Last eve, the windows wide awake, we welcomed in a bird’s song, a dog’s bark, a neighbor’s wail.
Though these sounds offer a significant change in melody to our nightly routine, the most profound effect of leaving one’s windows wide open occurs on my R.E.M. patterns. Open windows usher in the most unusual and vivid dreams, and I wake finding myself part-dream, part-life-like for a good number of moments. If I was flying amidst miniature skeletons of myself, I wake feeling as if i could still take flight, up over my room, my shoebox house, my street, my tiny town.
My most recent pillow picture show featured the rightly famous Robin Wright and I chatting over tiny teacups within the semi-dated walls of The West Wing–a political television series airing from 1999-2006, which appears relatively positive and straightforward when compared to its forever-twisting counterparts of today (i.e. Scandal, Wright’s House of Cards). I viewed a few seasons over the winter months alongside House of Cards. How dreamy it was to wake thinking Wright and I knew each other so candidly. In fact, my dreams were so vivid and true that if I had met Wright this morn in real-time, I would have readily assumed us bosom comrades.
Have you ever felt a strong reaction upon waking? Not of the nightmarish thread, no. Just a deep sense that something was righted while you slept. With someone else. In another time, perhaps. And what of dreams featuring people you see in your day-to-day? You see them and might converse politely, give a curtsy or two, when silently you harbor some deep crush or other intimations as a result of a recent dream you’ve had with them as a main character.
Or maybe I’m the only dreamer.
Dreams can be crazy-cruel in that way, I guess.
Regardless of broken reverie, I awoke a happy babe. Even the chatty birds outside my window and my cat’s attempts to pounce me into oblivion produced no ill effect on my temperament. Oddly, this clatter was comforting, and I instantly wished to spread comforting vibes to all dwelling in our shoebox. Tummies are the ticket to rouse comfort, here.
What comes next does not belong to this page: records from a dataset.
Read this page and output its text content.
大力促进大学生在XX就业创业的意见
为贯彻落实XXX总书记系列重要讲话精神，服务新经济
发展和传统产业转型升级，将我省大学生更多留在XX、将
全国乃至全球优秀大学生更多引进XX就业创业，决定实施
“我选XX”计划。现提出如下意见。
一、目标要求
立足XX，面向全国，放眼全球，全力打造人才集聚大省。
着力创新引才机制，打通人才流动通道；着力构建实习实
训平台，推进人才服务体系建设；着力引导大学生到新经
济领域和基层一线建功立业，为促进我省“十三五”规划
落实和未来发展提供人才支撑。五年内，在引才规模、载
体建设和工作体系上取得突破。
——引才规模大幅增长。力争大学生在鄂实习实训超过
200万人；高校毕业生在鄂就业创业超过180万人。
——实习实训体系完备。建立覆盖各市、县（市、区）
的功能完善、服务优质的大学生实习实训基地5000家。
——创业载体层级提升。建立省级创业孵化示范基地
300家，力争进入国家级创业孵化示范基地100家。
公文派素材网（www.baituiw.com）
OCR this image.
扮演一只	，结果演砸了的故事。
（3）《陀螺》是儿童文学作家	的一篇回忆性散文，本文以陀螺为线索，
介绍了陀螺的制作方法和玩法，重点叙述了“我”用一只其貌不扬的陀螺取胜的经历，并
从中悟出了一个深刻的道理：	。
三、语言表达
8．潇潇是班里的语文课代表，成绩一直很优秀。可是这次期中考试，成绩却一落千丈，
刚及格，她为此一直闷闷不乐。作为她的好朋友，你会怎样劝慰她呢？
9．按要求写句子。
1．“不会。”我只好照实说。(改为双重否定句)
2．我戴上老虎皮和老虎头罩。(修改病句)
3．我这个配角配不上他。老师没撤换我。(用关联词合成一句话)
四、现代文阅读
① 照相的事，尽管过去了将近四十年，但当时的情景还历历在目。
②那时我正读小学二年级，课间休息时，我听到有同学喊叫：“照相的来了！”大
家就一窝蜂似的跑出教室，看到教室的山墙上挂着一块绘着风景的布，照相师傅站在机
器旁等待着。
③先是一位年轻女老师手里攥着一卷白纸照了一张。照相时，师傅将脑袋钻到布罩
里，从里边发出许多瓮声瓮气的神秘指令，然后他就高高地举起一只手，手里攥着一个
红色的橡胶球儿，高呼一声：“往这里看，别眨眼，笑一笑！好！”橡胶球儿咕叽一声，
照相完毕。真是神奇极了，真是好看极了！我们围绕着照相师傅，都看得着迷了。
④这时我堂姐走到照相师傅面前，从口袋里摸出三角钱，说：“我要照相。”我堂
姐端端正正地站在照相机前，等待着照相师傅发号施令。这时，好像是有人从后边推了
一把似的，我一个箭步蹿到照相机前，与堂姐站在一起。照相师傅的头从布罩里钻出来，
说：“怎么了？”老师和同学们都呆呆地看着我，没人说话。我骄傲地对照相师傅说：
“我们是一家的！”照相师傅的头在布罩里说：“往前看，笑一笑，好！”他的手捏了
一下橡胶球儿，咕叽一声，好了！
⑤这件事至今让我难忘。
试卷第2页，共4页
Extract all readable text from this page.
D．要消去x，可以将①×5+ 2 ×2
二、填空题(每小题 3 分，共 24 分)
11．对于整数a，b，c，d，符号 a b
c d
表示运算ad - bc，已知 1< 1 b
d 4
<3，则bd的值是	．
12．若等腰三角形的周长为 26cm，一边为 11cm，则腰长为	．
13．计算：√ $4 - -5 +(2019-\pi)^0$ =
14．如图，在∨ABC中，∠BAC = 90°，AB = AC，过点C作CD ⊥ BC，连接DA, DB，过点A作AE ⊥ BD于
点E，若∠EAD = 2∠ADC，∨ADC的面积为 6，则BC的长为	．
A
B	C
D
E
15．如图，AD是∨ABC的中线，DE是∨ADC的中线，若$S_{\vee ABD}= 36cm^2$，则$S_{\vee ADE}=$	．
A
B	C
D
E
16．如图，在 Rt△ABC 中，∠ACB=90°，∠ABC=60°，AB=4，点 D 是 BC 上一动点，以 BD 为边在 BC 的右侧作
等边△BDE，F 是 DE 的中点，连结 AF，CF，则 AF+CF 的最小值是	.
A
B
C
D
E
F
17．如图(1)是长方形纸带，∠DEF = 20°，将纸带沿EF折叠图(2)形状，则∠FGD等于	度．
After feeding the cat-dogs, I made my wee one a giant bowl of blueberries, strawberries, doused in oat and milk. While he played in that, I pulled out an old recipe that’s half-legible from much use when I was first courting Husband. Oh how I wanted to woo him through enchanting his appetite, and thus enchanting some bit of his heart palps. Subconsciously, I must’ve thought if I could cook like his mother-women, then perhaps he would deem me suitable for such a role in his life.
His mother handed down this recipe to me–a favorite in her household. It features all of the comforting foods one can think of–cheese, noodles, and creamy soup abound. We call the dish “tuna noodle casserole.” It’s not fancy. It’s not delicate and can’t be made pretty on a plate. But Husband devours it in one sitting. I find myself drooling as the dish’s scent permeates our shoebox kitch. Something about the combination and all that warmth is so enticing. Since I haven’t seen much of Husband lately, I knew this would be of extra comfort during his night shift. Since I have been making Husband vegetarian meals as of late, the tuna would be appreciated two-fold as well.
As I’m writing this, it is a few strokes of the clock past 9:00 AM. And I couldn’t be any more happier, any more full, with the day’s events. Oh what a feeling: to be young, to be so full. I would write more on your walls, but for now we are off on a walk with fellow ginger babies. My parting gift is this recipe passed down from contented mother-women in hopes that you can make your houses happy, complete with windows wide open of course.
Update — a few ginger babes for your viewing:
Once you wake from dreams, where will your day find you?
In case the photograph is illegible, below is the recipe:
- See instructions, lovedoves.
- Cook 6 oz noodles. Combine with 3 cans of tuna, ½ cup of mayo, 1 cup of sliced celery, and ⅓ cup of chopped onion.
- Blend a 10½ oz can cream of celery soup and ½ cup of milk; heat through.
- Add 1 cup of sharp cheddar shredded, heat until cheese melts.
- Add to noodle mixture.
- Bake uncovered at 425 Degrees for 20 minutes.